Got It Dave; I Can Do That

While it strikes me as a little late to the party, the New York Times has picked up on the trend of "prompt injection" into résumés. The idea is, put simply, that job seekers are placing generative automation prompts into their résumés, hiding them by using white fonts on white backgrounds. When an employer's applicant tracking system (ATS) reads the document, it encounters the prompt, and acts on it.

I'm going go out on a limb here (although I'm convinced it's a very sturdy one, and say that this doesn't actually work, and hasn't for some time, if it ever did (which, honestly, I'm dubious about). It's always being presented as a clever job application hack, but in reality, it would be an enormous security flaw.
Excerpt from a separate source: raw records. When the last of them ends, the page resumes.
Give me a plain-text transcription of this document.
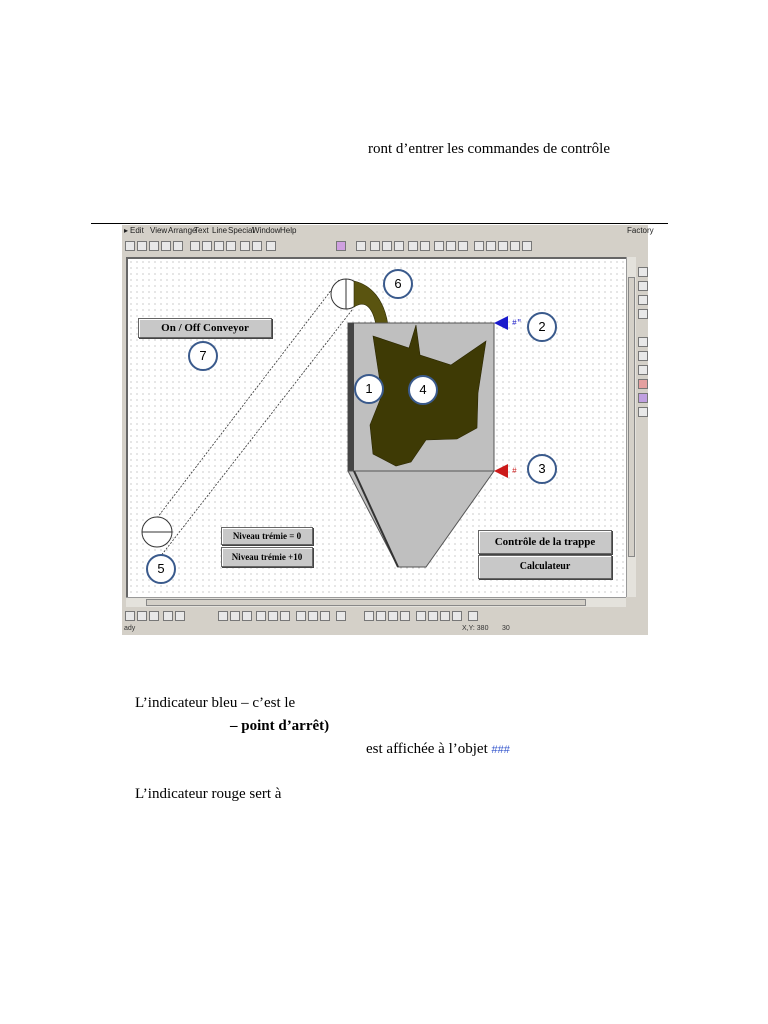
ront d’entrer les commandes de contrôle
▸ Edit View Arrange
Text Line Special
Window Help	Factory
#"
#
On / Off Conveyor
Niveau trémie = 0
Niveau trémie +10
Contrôle de la trappe
Calculateur
1
2
3
4
5
6
7
ady	X,Y: 380 30
L’indicateur bleu – c’est le
– point d’arrêt)
est affichée à l’objet ###
L’indicateur rouge sert à
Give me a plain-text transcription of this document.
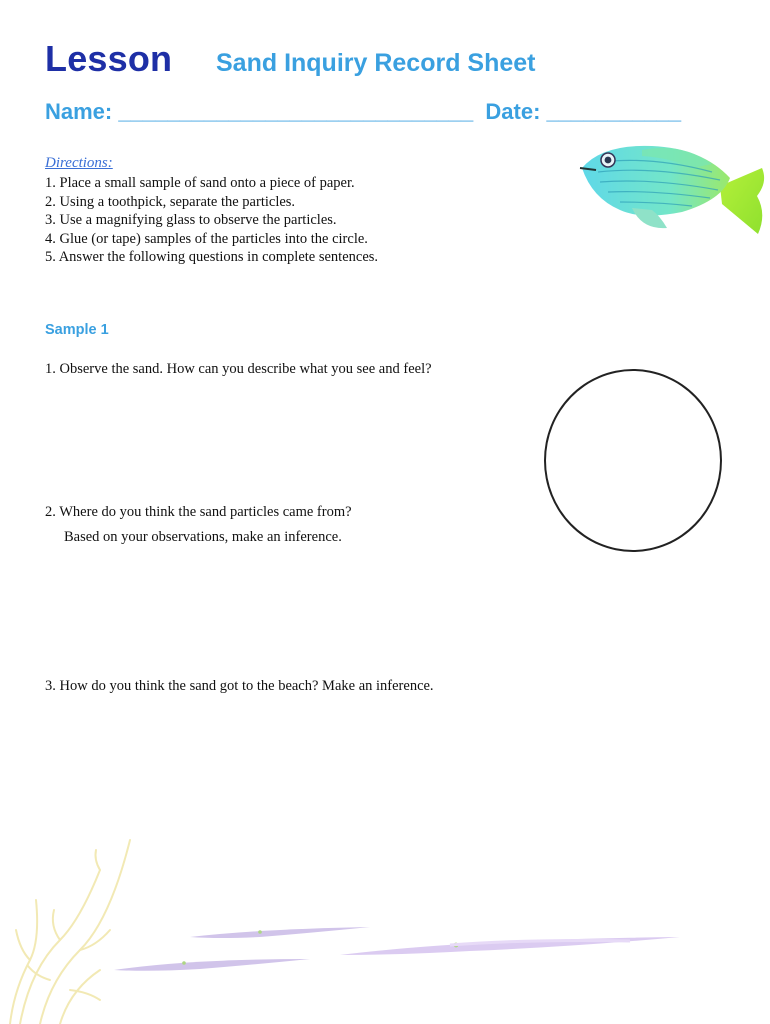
Lesson Sand Inquiry Record Sheet
Name: _____________________________  Date: ___________
Directions:
1. Place a small sample of sand onto a piece of paper.
2. Using a toothpick, separate the particles.
3. Use a magnifying glass to observe the particles.
4. Glue (or tape) samples of the particles into the circle.
5. Answer the following questions in complete sentences.
Sample 1
1. Observe the sand. How can you describe what you see and feel?
2. Where do you think the sand particles came from?
Based on your observations, make an inference.
3. How do you think the sand got to the beach? Make an inference.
In the New York Times article, no-one in recruiting comes out and says that their generative automation systems had ever been successfully controlled by an injected prompt... the anecdotes all come from job seekers who claim to have landed interviews by having done it, or are simply counts of attempts. There are no quotes from engineers or the ATS companies. So this is really a story about people's perceptions of what's going on in systems. And that's worth keeping in mind.

Because if someone could hide a prompt in a random document and have a reasonable expectation that a system would act on that, it would be threat actor heaven. Why bother with social engineering or doing the work to find zero-day exploits when spamming a company with résumés could reliably result in an applicant tracking system opening a back door, exfiltrating data on all of the other applicants or sending over login credentials? It's worth understanding that not all of these systems are home-grown. If companies were selling systems this easily controlled by outside actors, there would have been highly-publicized lawsuits by now, especially considering these attacks have been talked about for months already.

And if this sort of thing worked, "A.I. poisoning" (mention of which is conspicuously absent) would be trivially easy, because it's not hard to hide messages in various forms of media. Steganography goes back to 400 B.C.; hiding machine-readable messages in files is nothing new, given that the bulk of most computer documents is machine-readable code that most human users never see. Sanitizing inputs is not something companies are just now figuring out.

These stories peddle a message of hope (There are jobs out there, and you can get them if you're smart!) and affirmation (You're cleverer than the idiots in corporate HR departments.), and play on people's suspicions that "A.I." is not all it's cracked up to be. But by focusing tightly on job seekers, and not potential threat actors, articles like this New York Times piece ignore the fact that if this has been taking place since "the first half of the year" it would no longer be a zero-day exploit. It would have been patched by now. Technology stories that avoid educating people on how technology actually works don't do anyone any good.